В тот вечер, когда мы вернулись с Фестиваля высоких кораблей в Дулуте, я долго лежала в своем «лофте» и слушала, как вокруг зажженной лампы вьются комары, мотыльки и мухи. Они вползали в хижину через прорехи в сетках, через крошечные щели в двери и в оконных рамах. Мама сидела за столом и ждала, когда же я соизволю сойти вниз и поговорить с ней. Я слышала, как она ерзала на стуле, как поскрипывали сосновые половицы под ее тяжестью. Я прямо-таки ощущала ее желание, чтобы я спустилась по стремянке со своего лежбища: чтобы сила гравитации подхватила меня за лодыжки и сволокла вниз, и усадила рядом с ней, и заставила рассказать о поездке в Дулут. Она так хотела, чтобы у меня возникло желание рассказать ей наконец о Патре и о ее семье, чтобы она могла высмеять их и их жалкие буржуазные ценности, но в то же время гордиться мной – тем, что я так хорошо с ними поладила и узнала, как оно все происходит в мире, вместо того чтобы сражаться с этим миром, как она делала всю жизнь. Я прямо чувствовала, как она жаждет такого разговора. Но если бы я удовлетворила ее любопытство, если бы я поведала ей о луковом супе в «Денниз», о нашем гостиничном номере в бордово-белых тонах, она бы выставила Гарднеров заурядной и убогой, ничем не примечательной семейкой.

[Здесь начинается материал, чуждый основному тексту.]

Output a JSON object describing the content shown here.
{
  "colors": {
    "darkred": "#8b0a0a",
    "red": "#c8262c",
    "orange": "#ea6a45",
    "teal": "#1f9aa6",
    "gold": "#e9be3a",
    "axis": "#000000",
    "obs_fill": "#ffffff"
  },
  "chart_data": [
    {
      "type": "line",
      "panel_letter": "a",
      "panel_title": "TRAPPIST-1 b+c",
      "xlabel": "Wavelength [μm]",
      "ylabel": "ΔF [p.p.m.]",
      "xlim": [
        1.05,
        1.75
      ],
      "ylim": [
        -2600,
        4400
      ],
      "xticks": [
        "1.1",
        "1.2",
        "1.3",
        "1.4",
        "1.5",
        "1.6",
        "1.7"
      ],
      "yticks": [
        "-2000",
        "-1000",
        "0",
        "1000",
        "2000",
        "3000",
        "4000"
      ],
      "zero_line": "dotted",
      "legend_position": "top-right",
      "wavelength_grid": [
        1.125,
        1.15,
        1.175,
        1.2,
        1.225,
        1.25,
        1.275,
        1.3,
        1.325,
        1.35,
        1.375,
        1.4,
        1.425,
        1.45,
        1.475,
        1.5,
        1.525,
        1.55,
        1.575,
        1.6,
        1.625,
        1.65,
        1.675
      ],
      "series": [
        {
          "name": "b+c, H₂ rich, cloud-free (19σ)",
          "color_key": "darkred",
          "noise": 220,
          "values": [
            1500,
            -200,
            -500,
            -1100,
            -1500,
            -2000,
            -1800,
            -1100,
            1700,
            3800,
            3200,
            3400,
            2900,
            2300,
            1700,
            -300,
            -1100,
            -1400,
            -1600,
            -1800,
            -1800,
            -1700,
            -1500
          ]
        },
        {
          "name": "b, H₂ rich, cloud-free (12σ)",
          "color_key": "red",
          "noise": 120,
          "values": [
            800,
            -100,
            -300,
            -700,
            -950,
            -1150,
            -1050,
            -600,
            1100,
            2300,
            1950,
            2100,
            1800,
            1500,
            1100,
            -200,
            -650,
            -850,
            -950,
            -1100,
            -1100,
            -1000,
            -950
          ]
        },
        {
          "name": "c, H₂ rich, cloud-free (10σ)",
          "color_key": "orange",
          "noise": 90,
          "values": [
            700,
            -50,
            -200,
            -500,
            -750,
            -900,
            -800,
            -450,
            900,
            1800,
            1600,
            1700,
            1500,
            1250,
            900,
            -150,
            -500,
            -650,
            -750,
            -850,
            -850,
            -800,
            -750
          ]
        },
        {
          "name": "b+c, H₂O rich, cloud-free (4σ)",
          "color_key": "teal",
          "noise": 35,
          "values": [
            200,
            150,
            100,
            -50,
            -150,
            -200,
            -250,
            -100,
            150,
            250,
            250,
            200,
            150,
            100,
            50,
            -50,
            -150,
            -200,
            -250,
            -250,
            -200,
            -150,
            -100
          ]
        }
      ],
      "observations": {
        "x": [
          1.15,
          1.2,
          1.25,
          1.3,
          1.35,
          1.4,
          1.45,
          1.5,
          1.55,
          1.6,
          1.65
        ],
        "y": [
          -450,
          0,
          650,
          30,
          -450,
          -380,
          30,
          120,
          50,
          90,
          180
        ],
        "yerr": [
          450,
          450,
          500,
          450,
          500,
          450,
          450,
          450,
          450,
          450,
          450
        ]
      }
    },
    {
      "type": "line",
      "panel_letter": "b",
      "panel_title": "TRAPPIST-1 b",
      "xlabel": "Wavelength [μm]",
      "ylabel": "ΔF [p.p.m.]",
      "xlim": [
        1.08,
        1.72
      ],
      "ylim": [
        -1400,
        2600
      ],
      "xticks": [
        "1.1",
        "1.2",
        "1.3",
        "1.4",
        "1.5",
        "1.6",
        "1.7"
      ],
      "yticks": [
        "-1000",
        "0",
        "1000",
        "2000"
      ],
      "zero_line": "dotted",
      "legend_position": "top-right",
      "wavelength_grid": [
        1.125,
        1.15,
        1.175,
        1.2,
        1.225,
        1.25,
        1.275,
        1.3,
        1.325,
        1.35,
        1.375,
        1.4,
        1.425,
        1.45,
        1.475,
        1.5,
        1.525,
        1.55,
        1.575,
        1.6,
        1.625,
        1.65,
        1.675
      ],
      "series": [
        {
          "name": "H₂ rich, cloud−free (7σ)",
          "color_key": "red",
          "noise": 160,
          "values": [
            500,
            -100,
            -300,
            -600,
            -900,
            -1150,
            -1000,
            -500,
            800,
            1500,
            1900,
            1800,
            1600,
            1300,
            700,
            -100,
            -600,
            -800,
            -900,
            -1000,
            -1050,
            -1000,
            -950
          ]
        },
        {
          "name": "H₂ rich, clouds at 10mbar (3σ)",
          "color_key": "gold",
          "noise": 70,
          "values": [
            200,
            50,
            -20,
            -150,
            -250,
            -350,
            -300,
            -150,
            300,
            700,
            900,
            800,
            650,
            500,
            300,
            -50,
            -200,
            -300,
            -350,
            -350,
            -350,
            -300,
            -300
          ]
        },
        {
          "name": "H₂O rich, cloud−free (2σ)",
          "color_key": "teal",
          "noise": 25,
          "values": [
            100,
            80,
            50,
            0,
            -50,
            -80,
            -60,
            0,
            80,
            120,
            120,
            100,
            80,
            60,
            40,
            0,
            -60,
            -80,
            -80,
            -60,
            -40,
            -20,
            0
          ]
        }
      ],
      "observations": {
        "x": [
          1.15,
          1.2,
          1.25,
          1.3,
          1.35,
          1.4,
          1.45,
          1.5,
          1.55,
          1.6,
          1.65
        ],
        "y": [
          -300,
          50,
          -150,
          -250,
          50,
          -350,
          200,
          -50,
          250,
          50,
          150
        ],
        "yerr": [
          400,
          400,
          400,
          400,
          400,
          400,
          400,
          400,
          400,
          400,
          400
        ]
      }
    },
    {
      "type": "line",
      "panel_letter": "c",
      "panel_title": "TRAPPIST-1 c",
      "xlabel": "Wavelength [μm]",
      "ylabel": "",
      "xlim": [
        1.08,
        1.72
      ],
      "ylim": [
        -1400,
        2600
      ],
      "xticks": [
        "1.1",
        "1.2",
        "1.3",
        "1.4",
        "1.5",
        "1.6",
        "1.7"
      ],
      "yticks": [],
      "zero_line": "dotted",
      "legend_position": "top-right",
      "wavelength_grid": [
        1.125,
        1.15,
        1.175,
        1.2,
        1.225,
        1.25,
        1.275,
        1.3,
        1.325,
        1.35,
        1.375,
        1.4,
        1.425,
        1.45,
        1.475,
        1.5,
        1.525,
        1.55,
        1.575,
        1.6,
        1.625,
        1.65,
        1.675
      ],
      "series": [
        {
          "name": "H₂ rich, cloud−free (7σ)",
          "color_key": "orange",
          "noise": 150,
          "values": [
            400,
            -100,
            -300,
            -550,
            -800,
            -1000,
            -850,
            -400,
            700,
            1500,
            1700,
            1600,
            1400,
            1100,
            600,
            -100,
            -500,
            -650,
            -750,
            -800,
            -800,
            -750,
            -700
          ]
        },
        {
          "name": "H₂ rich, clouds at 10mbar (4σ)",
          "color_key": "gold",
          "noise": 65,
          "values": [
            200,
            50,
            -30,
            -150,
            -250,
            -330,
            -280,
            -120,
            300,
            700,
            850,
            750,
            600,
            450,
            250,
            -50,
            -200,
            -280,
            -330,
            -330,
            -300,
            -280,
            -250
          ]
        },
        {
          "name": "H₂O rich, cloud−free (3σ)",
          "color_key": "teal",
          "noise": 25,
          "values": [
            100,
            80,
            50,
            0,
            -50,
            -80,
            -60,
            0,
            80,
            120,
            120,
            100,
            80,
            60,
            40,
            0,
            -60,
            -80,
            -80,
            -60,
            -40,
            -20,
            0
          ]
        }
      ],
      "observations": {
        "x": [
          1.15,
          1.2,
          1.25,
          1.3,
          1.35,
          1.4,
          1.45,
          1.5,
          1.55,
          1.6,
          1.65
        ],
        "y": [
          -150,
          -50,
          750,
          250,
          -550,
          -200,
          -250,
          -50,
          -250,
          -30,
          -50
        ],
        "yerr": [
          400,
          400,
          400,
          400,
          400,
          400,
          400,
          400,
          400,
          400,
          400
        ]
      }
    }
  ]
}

– Не смотри на меня так! – сказала бы она. – И что это у тебя на голове? – Она бы сразу заметила обруч, начала бы потешаться над ним и несколько раз назвала бы меня «тинейджером».
А я и была тинейджером. Кем же еще я могла быть?
И вела я себя соответственно. В моем «лофте» было окошко – стеклянный квадратик, который я иногда летом распахивала и подпирала раму сосновым сучком. Пролежав без сна довольно долго, я открыла это окошко и протиснулась сквозь него наружу – я была тогда гибкой, как гимнастка, – и спрыгнула на чуть качающуюся ветку сосны, росшей позади хижины. Потом я ловко перебралась с одной ветки на другую и спрыгнула на крышу мастерской, что была в паре-тройке футов ниже. Отец мог услышать шум, но он подумал бы, что это ветка упала или опоссум пробежал. Он никогда не воспринимал звуки леса так же серьезно, как я: это же обычное дело, когда девяностофунтовая масса бродит по ночному лесу. Ерунда какая! Вот и я – такая же ерунда. Я старалась не смотреть через озеро на коттедж Гарднеров, чьи огни могли бы помешать моему ночному зрению. А так я дала возможность глазам привыкнуть к ночной тьме. Постепенно все предметы вокруг видоизменились во мраке. Из темных силуэтов веток проступили реальные ветки, и хотя все небо заволокло тучами, я без труда слезла с крыши, двигаясь на ощупь. Сначала я просто хотела отойти от хижины подальше, двигаясь к озеру привычным путем. Но добравшись до озера, я заметила потрепанное отцовское каноэ – оно будто ждало меня.
В тысячный раз я получила удовольствие от плавного перехода через спокойное озеро. Мне даже грести особенно не пришлось: каноэ буквально само скользило к противоположному берегу.
– Хочешь знать, что бы сказал Юнг? – спросил Ром. Я стояла в дверях его квартиры с пакетом из-под буррито. – Архетипический Шут – это Питер Пэн. – Последние слова он произнес с британским выговором. И наморщил нос.
– Бла-бла-бла… – отрезала я.
– Но это правда. Маленькая гёрлскаутиха в золотых туфельках, со своим домашним зверьком и обедом в пластиковой коробке.
Я застегнула молнию до конца и сжала в руке пакет с мусором. Я подумала, что он издевается надо мной, и в то же время мне было его жаль.